Kulübün internet sitesinden yapılan açıklamada, “Ezeli rakibimiz ve ebedi dostumuzun Türkiye Beko Basketbol Ligi finalinde kulübümüze rakip olmamak için sahaya çıkmamayı tercih etmesi yolundaki kararını üzüntüyle öğrenmiş bulunmaktayız” denildi.
“Kamuoyundan öncelikli beklentimiz; işbu karara saygı duyduğumuz ve gerçek nedenlerini çok iyi bildiğimiz bu kararı, anlayışla karşıladığımızın bilinmesidir” ifadelerinin yer aldığı açıklama, şöyle devam etti:
“Zira rakip takım yönetici ve sporcularına bütün müsabaka boyunca her türlü hakaretin ve küfrün edildiği, rakip takım yöneticilerinin yumruklandığı, sanırız yüksek Fransız kültürünün gereği olarak (!) bayan basketbol takımı otobüsüne ve skorboardlarına hakaret ve küfürlü pankartların asıldığı, Basketbol Federasyonu yönergelerine aykırı sayı ve nitelikte seyirci alındığı, fanatik taraftar grup liderlerinin kendi yöneticilerinde olmayan akreditasyon kartlarını taşıdığı, devletin resmi görevlilerinin utanmazca tartaklanıp tehdit edildiği kendi salonlarına alışık olanların; Fenerbahçe Ülker Arena Sports Salonu’nda arzu ettikleri oyunu oynayamamalarını tüm kalbimizle anlıyoruz.”

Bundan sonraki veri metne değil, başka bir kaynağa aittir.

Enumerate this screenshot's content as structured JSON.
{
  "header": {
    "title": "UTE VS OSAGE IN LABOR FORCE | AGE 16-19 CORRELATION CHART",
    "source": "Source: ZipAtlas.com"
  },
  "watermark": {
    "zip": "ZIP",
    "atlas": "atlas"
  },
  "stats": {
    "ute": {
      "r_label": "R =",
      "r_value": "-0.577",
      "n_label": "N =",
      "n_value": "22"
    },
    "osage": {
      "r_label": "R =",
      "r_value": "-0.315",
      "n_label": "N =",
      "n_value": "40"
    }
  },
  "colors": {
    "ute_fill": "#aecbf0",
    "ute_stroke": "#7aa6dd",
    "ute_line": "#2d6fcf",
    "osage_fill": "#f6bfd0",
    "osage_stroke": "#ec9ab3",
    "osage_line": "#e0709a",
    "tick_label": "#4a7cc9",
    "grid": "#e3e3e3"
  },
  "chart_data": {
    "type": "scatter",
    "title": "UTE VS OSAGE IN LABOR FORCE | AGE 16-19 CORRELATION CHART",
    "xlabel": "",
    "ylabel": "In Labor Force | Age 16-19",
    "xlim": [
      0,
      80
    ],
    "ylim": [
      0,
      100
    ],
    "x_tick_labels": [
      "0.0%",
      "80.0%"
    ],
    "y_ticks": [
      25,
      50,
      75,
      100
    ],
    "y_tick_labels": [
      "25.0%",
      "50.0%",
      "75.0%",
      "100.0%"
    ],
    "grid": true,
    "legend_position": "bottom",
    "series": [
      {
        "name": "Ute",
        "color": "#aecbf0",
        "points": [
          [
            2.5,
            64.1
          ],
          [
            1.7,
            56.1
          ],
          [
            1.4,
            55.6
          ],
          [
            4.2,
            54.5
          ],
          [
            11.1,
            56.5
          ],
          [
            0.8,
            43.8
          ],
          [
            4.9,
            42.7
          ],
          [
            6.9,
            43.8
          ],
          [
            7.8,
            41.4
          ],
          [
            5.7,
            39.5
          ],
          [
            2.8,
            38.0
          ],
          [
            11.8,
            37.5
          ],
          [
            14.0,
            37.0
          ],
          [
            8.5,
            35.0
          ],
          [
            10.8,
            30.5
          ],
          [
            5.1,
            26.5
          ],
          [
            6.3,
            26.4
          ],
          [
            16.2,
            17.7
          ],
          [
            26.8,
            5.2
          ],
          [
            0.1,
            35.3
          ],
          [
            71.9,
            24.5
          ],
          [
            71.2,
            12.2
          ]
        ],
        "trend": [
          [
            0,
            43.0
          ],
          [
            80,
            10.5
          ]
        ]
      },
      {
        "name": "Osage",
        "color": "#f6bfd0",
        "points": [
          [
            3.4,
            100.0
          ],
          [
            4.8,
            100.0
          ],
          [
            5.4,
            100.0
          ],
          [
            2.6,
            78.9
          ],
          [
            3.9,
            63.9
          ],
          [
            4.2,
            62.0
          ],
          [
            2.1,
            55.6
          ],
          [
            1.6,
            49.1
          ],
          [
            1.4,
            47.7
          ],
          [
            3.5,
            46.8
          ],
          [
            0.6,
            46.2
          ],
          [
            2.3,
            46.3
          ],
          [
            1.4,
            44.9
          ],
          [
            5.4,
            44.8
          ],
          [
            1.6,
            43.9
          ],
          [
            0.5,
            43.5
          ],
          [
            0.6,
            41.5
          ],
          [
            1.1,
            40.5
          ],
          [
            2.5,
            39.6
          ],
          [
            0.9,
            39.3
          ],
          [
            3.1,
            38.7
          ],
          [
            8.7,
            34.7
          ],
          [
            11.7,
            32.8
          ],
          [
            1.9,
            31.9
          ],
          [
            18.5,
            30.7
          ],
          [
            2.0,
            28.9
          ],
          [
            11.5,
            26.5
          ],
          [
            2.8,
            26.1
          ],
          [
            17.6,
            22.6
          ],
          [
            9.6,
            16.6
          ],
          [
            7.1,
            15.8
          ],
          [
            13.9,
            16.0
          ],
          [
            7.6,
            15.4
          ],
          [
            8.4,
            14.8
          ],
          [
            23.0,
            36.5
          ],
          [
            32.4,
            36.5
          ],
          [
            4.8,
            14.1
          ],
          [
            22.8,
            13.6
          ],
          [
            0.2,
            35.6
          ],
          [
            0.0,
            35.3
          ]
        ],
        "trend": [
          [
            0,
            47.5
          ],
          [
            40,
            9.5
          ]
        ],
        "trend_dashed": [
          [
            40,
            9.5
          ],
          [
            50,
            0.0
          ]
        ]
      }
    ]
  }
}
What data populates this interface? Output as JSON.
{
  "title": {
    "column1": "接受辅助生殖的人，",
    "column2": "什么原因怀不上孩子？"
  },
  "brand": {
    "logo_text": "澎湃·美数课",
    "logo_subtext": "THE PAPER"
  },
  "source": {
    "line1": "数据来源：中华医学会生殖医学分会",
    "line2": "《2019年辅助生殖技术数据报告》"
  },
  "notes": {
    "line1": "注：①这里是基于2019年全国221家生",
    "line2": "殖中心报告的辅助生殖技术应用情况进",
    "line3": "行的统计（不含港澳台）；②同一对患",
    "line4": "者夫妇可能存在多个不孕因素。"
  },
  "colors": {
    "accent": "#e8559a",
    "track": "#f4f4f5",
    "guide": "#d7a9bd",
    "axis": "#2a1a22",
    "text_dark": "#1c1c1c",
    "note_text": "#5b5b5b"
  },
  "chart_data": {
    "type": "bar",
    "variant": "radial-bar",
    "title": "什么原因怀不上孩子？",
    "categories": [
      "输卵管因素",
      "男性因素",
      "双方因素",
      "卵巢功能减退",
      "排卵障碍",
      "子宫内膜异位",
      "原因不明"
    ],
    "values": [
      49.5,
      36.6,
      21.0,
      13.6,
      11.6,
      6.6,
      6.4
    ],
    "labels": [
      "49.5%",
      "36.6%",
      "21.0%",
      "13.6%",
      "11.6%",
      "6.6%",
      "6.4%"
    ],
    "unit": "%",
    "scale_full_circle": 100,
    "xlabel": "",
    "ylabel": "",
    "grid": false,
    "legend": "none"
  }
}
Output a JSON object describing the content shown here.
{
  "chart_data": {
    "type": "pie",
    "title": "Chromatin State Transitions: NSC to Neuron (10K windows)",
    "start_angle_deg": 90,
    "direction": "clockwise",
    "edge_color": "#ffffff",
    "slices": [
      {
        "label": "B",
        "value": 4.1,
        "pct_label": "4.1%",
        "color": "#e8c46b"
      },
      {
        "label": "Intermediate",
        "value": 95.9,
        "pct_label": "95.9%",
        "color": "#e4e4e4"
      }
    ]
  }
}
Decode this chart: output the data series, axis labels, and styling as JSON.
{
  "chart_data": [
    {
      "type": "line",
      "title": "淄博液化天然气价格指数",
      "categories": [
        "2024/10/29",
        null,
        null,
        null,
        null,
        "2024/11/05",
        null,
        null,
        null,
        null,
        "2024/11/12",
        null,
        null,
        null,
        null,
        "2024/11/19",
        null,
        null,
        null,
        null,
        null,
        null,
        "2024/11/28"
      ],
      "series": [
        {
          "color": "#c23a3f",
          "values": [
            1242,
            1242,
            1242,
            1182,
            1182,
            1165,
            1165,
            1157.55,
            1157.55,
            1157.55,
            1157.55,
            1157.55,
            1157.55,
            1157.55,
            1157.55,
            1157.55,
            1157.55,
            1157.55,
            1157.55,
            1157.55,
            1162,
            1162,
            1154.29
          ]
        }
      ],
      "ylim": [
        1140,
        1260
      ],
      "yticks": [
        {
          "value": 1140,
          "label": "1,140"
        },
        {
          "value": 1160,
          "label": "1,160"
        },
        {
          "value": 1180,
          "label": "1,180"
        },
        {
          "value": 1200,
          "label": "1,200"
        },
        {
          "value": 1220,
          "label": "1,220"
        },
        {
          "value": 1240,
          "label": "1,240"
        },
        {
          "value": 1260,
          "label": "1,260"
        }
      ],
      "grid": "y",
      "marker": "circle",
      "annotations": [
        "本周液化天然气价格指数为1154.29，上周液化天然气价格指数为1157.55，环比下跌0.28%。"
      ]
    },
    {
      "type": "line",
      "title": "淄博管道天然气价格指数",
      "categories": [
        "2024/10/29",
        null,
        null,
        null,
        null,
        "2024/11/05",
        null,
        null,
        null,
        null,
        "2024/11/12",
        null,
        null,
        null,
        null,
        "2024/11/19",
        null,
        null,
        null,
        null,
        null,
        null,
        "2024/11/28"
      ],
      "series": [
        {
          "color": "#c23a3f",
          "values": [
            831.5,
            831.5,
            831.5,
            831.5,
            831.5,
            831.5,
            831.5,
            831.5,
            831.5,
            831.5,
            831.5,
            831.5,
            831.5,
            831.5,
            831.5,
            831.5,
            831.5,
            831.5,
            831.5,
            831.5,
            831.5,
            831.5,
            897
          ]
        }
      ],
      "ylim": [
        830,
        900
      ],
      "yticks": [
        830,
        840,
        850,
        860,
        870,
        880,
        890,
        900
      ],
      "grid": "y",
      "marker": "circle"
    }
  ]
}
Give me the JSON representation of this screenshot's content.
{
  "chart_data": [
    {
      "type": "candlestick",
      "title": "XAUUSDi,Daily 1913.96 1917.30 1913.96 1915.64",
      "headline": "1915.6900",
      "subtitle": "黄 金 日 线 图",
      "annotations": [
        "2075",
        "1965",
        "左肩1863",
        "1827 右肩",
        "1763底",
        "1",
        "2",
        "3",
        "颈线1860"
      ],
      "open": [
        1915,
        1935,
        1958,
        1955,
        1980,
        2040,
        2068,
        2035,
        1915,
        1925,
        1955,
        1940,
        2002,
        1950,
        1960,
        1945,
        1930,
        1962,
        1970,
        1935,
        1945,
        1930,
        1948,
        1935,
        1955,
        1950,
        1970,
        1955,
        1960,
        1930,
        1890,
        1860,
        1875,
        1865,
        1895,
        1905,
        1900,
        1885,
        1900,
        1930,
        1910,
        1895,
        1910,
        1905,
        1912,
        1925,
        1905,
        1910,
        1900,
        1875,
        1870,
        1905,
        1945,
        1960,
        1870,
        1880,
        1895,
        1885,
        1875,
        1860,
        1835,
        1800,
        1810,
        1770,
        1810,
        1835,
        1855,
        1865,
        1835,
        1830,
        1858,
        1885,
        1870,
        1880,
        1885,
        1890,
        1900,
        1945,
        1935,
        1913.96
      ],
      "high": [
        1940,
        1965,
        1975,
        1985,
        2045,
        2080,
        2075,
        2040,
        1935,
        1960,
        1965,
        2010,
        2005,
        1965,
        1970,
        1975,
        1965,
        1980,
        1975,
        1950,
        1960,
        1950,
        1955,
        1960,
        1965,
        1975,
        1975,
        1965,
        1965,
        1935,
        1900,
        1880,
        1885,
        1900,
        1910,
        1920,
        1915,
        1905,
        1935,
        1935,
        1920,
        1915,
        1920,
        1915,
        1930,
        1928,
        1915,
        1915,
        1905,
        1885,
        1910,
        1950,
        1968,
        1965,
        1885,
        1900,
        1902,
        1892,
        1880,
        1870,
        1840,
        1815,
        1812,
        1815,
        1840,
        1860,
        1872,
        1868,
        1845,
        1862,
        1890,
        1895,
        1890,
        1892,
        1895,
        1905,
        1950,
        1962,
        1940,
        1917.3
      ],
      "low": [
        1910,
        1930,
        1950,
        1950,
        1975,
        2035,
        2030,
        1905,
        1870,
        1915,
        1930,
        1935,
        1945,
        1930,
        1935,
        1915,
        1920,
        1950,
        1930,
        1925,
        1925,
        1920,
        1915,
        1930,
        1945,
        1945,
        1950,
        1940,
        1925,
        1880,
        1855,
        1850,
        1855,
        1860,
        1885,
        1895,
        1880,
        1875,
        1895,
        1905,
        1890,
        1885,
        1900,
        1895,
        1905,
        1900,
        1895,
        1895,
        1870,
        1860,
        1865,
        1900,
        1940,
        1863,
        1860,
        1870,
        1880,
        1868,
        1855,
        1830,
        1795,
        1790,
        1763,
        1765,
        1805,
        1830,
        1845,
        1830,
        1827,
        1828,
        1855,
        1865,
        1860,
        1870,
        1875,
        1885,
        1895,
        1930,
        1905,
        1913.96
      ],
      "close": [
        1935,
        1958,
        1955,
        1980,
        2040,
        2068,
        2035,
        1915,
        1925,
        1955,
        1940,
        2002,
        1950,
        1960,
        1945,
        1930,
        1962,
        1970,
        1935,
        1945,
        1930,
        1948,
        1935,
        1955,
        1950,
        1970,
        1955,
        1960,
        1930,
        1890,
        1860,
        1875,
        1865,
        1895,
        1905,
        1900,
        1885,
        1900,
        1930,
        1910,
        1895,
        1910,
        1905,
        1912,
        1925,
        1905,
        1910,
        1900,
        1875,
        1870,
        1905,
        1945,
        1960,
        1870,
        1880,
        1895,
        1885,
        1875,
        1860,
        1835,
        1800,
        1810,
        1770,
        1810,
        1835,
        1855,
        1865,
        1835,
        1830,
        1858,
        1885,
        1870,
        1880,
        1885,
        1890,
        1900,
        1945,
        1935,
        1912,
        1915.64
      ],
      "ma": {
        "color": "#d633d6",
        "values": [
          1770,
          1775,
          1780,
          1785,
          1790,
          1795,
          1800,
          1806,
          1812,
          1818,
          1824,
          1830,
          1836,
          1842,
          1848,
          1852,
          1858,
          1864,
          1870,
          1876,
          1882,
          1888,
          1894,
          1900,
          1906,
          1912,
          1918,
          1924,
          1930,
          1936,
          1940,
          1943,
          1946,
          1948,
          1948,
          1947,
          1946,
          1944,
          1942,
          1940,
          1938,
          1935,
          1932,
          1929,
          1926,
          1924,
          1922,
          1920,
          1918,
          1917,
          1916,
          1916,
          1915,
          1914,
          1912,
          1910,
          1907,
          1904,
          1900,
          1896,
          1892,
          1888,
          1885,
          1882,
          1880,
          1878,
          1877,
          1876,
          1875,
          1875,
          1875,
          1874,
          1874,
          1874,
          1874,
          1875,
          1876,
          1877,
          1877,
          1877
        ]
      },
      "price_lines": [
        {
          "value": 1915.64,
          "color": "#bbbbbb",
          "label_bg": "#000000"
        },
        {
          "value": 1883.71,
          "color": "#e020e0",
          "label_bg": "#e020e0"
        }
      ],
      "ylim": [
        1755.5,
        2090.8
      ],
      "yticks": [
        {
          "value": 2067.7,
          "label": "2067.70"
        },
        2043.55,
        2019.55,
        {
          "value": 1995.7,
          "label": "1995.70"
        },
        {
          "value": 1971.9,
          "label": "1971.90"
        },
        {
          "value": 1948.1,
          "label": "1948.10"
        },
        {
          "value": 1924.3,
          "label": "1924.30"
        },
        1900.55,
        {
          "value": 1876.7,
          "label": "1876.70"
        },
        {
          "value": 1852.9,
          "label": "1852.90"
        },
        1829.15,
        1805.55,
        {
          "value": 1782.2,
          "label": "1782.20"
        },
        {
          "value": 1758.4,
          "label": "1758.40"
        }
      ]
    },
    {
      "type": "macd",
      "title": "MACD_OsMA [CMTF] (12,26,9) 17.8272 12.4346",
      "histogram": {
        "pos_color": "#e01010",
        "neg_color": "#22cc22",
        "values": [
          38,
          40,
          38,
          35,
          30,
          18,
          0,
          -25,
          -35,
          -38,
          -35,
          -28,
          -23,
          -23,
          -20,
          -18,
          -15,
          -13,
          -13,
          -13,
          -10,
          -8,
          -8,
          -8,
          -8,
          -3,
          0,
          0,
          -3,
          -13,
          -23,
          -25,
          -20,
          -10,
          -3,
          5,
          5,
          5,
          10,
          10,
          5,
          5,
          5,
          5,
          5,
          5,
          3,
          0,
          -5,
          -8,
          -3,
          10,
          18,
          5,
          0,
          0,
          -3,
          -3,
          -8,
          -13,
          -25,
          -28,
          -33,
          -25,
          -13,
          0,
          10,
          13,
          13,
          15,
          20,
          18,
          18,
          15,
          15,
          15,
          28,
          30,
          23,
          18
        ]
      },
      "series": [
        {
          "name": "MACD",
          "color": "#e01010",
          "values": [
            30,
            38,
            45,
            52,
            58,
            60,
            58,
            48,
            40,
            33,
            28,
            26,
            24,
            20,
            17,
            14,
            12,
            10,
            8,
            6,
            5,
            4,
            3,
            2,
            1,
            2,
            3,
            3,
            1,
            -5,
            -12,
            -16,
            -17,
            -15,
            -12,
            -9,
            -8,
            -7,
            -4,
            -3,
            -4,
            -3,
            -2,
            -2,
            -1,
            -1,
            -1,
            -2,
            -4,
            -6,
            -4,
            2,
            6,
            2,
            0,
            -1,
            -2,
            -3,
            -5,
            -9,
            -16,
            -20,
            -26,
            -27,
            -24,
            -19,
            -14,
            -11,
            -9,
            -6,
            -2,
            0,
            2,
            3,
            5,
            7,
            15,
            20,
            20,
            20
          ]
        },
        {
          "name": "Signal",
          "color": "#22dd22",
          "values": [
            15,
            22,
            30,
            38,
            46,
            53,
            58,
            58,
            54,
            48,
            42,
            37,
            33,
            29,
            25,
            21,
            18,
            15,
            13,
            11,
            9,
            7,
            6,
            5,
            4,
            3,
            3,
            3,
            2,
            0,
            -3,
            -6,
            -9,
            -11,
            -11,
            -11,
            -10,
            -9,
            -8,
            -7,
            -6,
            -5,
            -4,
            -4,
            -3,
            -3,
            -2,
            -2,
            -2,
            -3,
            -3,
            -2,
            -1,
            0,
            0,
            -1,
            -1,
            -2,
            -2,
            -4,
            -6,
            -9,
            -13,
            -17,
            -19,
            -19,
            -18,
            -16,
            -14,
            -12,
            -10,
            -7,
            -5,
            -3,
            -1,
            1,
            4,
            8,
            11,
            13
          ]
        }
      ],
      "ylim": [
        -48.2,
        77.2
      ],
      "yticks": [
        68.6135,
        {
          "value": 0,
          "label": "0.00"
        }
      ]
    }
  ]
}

“Korkarak yaşayanların hayatı sadece seyredenler olacağını ve bu zihniyetin Fenerbahçe’yi seyretmeye dahi cesareti olmadığını bildikleri ve bunu anlayışla karşıladıkları”nın aktarıldığı açıklamada, şunlar kaydedildi:
“Ancak anlayamadığımız: yurt dışında hiçbir ülkede kara para aklamak, dolandırıcılık suçlarından yargılanmayan, hapis yatmayan ya da ülkelere giriş yasağı konmayan, kulüp oyuncularına arabalar alırken yakalanmayan ve tarihi farklarla şampiyonluklar kazanamayan, hiçbir oyuncusuna elden 1 milyon dolar para verdik saçmalığı ile kendi yöneticilerinin şike ve teşvik suçlamaları karşısında komik duruma düşmeyen, devletini ve kendi kulüp taraftarlarını ve küçük yatırımcılarını manipülasyonlarla zarara uğrattığı tespit edilemeyen, sahip olduğu serveti ve bunun vergilerini açıklayamayan ve en önemlisi korkuları yüzünden takımını sahaya çıkartmayarak tarihe kara bir leke olarak geçmeyen, başkanımız Sayın Aziz Yıldırım’a yönelik bu korku ve husumetin sebebidir.”
Açıklama, şu ifadelerle sona erdi:
“Ebedi dostumuza önerimiz: güvenliklerini sağlayamamakla itham ederek küçük düşürdükleri bu devletin sınırları dışı da dahil ve hatta Fransa ve Belçika başta olmak üzere istedikleri her yerde bu müsabakayı oynamaya amade ve hazır olduğumuzun bilinmesidir. Gelinen noktada Fenerbahçe Kulübü olarak karşı karşıya kaldığımız gerçek, artık sadece bu kulübün yarıştığımız takımlarını değil, bu kulübü yönetemeyen yöneticilerinin korkularını da yenmek zorunda olduğumuz gerçeğidir.”